In August 1998, Mauro and Lissa formed a partnership to establish Dolceroma, initially trading as “Centodolci”, in a small kitchen fitted out in Padstow, for the expansion of Mauro’s specialty pasticcini. Since 1998 the business has grown significantly and Dolceroma has moved twice as it continues to expand. Now situated in the business district of Prestons, southwest Sydney, Mauro continues to develop new products and overlooks the production of over 120 different items distributed predominantly Sydney wide with growing interests interstate.

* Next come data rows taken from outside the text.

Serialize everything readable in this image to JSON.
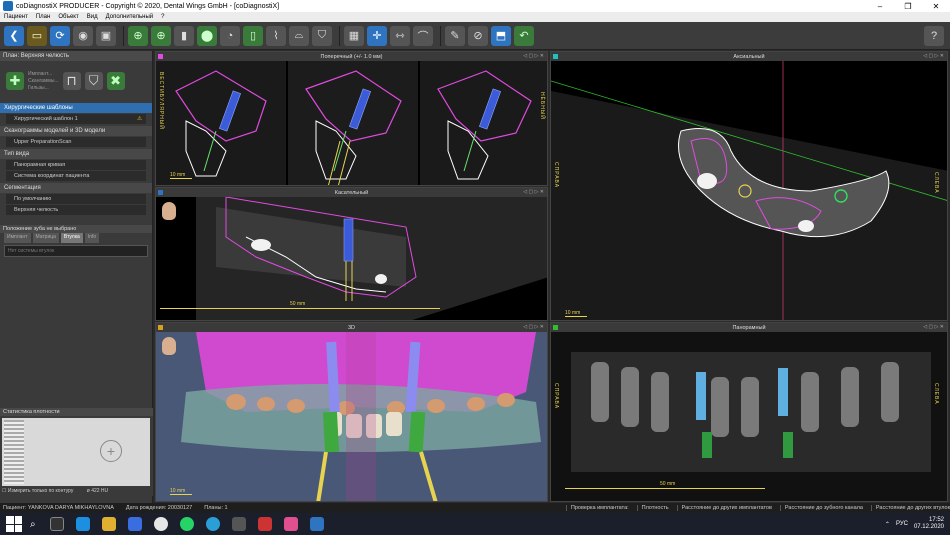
{
  "window": {
    "title": "coDiagnostiX PRODUCER - Copyright © 2020, Dental Wings GmbH - [coDiagnostiX]"
  },
  "menu": [
    "Пациент",
    "План",
    "Объект",
    "Вид",
    "Дополнительный",
    "?"
  ],
  "left_panel": {
    "plan_header": "План: Верхняя челюсть",
    "tool_list": [
      "Имплант...",
      "Скангаммы...",
      "Гильзы..."
    ],
    "sections": [
      {
        "title": "Хирургические шаблоны",
        "items": [
          {
            "label": "Хирургический шаблон 1",
            "warning": true
          }
        ]
      },
      {
        "title": "Сканограммы моделей и 3D модели",
        "items": [
          {
            "label": "Upper PreparationScan"
          }
        ]
      },
      {
        "title": "Тип вида",
        "items": [
          {
            "label": "Панорамная кривая"
          },
          {
            "label": "Система координат пациента"
          }
        ]
      },
      {
        "title": "Сегментация",
        "items": [
          {
            "label": "По умолчанию"
          },
          {
            "label": "Верхняя челюсть"
          }
        ]
      }
    ],
    "tooth_position": "Положение зуба не выбрано",
    "mini_tabs": [
      "Имплант",
      "Матрица",
      "Втулка",
      "Info"
    ],
    "active_mini_tab": "Втулка",
    "search_placeholder": "Нет системы втулок",
    "density_title": "Статистика плотности",
    "density_checkbox": "Измерить только по контуру",
    "density_value": "ø 422 HU",
    "density_min": "0 mm",
    "density_max": "2.5 mm"
  },
  "viewports": {
    "transverse": {
      "title": "Поперечный (+/- 1.0 мм)",
      "scale": "10 mm",
      "side_left": "ВЕСТИБУЛЯРНЫЙ",
      "side_right": "НЁБНЫЙ"
    },
    "tangential": {
      "title": "Касательный",
      "scale": "50 mm"
    },
    "axial": {
      "title": "Аксиальный",
      "scale": "10 mm",
      "side_left": "СПРАВА",
      "side_right": "СЛЕВА"
    },
    "threed": {
      "title": "3D",
      "scale": "10 mm"
    },
    "panoramic": {
      "title": "Панорамный",
      "scale": "50 mm",
      "side_left": "СПРАВА",
      "side_right": "СЛЕВА"
    }
  },
  "status": {
    "patient": "Пациент: YANKOVA DARYA MIKHAYLOVNA",
    "birth": "Дата рождения: 20030127",
    "plans": "Планы: 1",
    "right": [
      "Проверка имплантата:",
      "Плотность",
      "Расстояние до других имплантатов",
      "Расстояние до зубного канала",
      "Расстояние до других втулок"
    ]
  },
  "taskbar": {
    "lang": "РУС",
    "time": "17:52",
    "date": "07.12.2020"
  },
  "colors": {
    "accent": "#2f74c0",
    "scale": "#e6d350",
    "implant": "#3b5bd9",
    "outline": "#e04be0"
  }
}
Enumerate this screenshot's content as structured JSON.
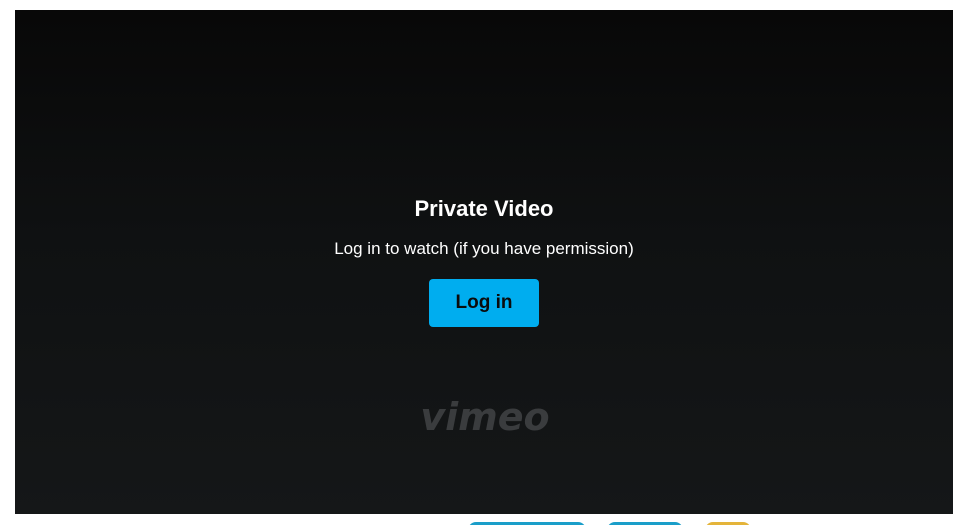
{
  "player": {
    "title": "Private Video",
    "message": "Log in to watch (if you have permission)",
    "login_label": "Log in",
    "logo_text": "vimeo"
  },
  "colors": {
    "accent": "#00adef",
    "background": "#0f1112",
    "logo": "#3a3c3e"
  }
}
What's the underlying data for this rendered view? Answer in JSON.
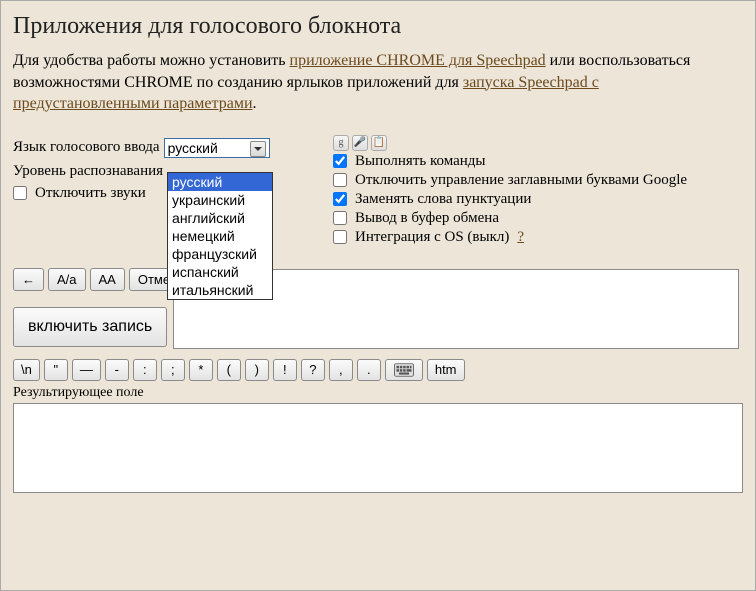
{
  "title": "Приложения для голосового блокнота",
  "intro": {
    "t1": "Для удобства работы можно установить ",
    "link1": "приложение CHROME для Speechpad",
    "t2": " или воспользоваться возможностями CHROME по созданию ярлыков приложений для ",
    "link2": "запуска Speechpad с предустановленными параметрами",
    "t3": "."
  },
  "labels": {
    "langInput": "Язык голосового ввода",
    "recogLevel": "Уровень распознавания",
    "muteSounds": "Отключить звуки"
  },
  "langSelect": {
    "value": "русский",
    "options": [
      "русский",
      "украинский",
      "английский",
      "немецкий",
      "французский",
      "испанский",
      "итальянский"
    ]
  },
  "checksLeft": {
    "mute": false
  },
  "checksRight": [
    {
      "label": "Выполнять команды",
      "checked": true
    },
    {
      "label": "Отключить управление заглавными буквами Google",
      "checked": false
    },
    {
      "label": "Заменять слова пунктуации",
      "checked": true
    },
    {
      "label": "Вывод в буфер обмена",
      "checked": false
    },
    {
      "label": "Интеграция с OS (выкл)",
      "checked": false,
      "help": "?"
    }
  ],
  "toolbar1": {
    "back": "←",
    "case1": "А/а",
    "case2": "АА",
    "undo": "Отменить"
  },
  "record": "включить запись",
  "toolbar2": [
    "\\n",
    "\"",
    "—",
    "-",
    ":",
    ";",
    "*",
    "(",
    ")",
    "!",
    "?",
    ",",
    "."
  ],
  "toolbar2_extra": {
    "kb": "keyboard",
    "htm": "htm"
  },
  "outputLabel": "Результирующее поле",
  "notesText": "",
  "outputText": ""
}
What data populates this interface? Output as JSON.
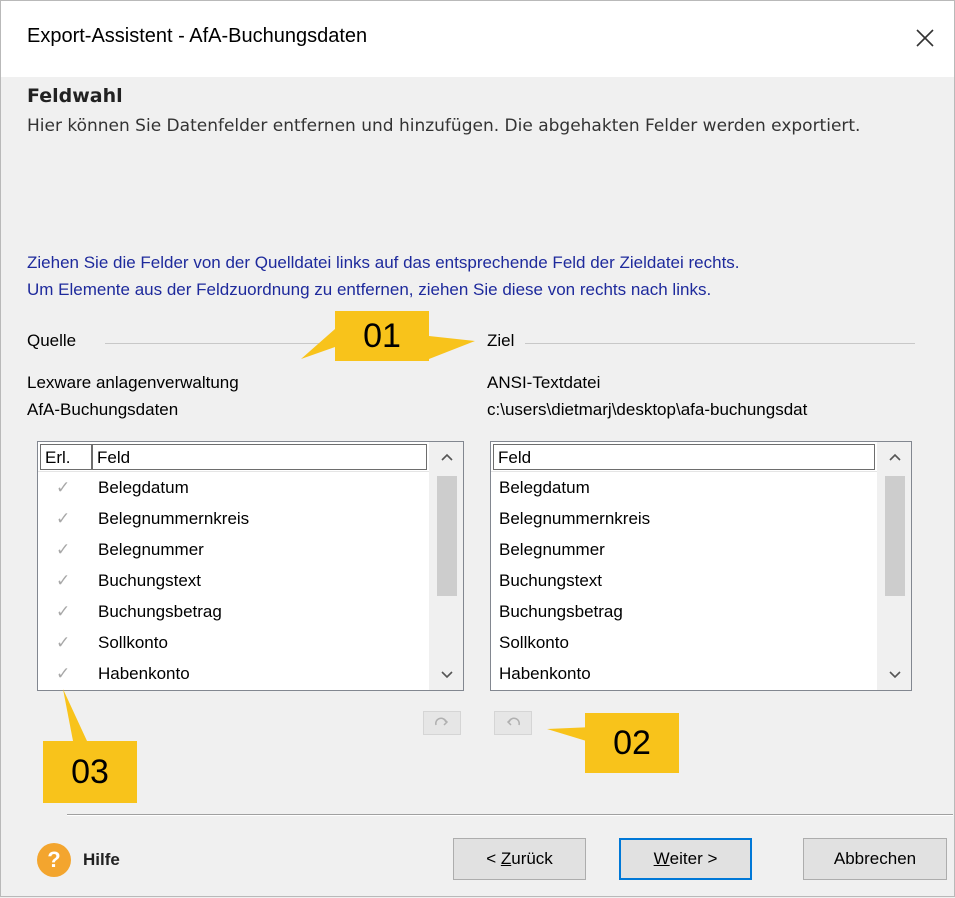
{
  "window": {
    "title": "Export-Assistent - AfA-Buchungsdaten",
    "close_icon": "close-icon"
  },
  "header": {
    "title": "Feldwahl",
    "description": "Hier können Sie Datenfelder entfernen und hinzufügen. Die abgehakten Felder werden exportiert."
  },
  "instruction": {
    "line1": "Ziehen Sie die Felder von der Quelldatei links auf das entsprechende Feld der Zieldatei rechts.",
    "line2": "Um Elemente aus der Feldzuordnung zu entfernen, ziehen Sie diese von rechts nach links."
  },
  "source": {
    "group_label": "Quelle",
    "line1": "Lexware anlagenverwaltung",
    "line2": "AfA-Buchungsdaten",
    "col_erl": "Erl.",
    "col_feld": "Feld",
    "items": [
      {
        "checked": true,
        "label": "Belegdatum"
      },
      {
        "checked": true,
        "label": "Belegnummernkreis"
      },
      {
        "checked": true,
        "label": "Belegnummer"
      },
      {
        "checked": true,
        "label": "Buchungstext"
      },
      {
        "checked": true,
        "label": "Buchungsbetrag"
      },
      {
        "checked": true,
        "label": "Sollkonto"
      },
      {
        "checked": true,
        "label": "Habenkonto"
      }
    ]
  },
  "target": {
    "group_label": "Ziel",
    "line1": "ANSI-Textdatei",
    "line2": "c:\\users\\dietmarj\\desktop\\afa-buchungsdat",
    "col_feld": "Feld",
    "items": [
      {
        "label": "Belegdatum"
      },
      {
        "label": "Belegnummernkreis"
      },
      {
        "label": "Belegnummer"
      },
      {
        "label": "Buchungstext"
      },
      {
        "label": "Buchungsbetrag"
      },
      {
        "label": "Sollkonto"
      },
      {
        "label": "Habenkonto"
      }
    ]
  },
  "annotations": {
    "a01": "01",
    "a02": "02",
    "a03": "03"
  },
  "footer": {
    "help_label": "Hilfe",
    "back_prefix": "< ",
    "back_underlined": "Z",
    "back_rest": "urück",
    "next_underlined": "W",
    "next_rest": "eiter >",
    "cancel_label": "Abbrechen"
  },
  "colors": {
    "instruction_text": "#1e2a9c",
    "annotation_bg": "#f8c31b",
    "help_icon": "#f3a52e",
    "default_button_border": "#0078d7"
  }
}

In 2006, Mauro developed a range of patisserie fillings branded “DolceFrutta”, which has since been used within Dolceroma production as well as distributed locally and interstate to other bakeries and patisseries. He works closely with various caterers to customise desserts for special occasions including a unique New Years eve dessert on Captain Cook cruise ships each year for the last 12 years. Although Dolceroma does not specialise in fondant cakes, Mauro has also produced many novelty cakes for special occasions over the years that have wowed customers both in appearance and flavour.
Mauro has had three employees complete their entire apprenticeship under his direction and supervision as well as providing experience and sharing his skills with several other apprentices and qualified chefs. In the world of pastry, Mauro continues to evolve the product range at Dolceroma with market demand to provide exceptional products in flavour and appearance.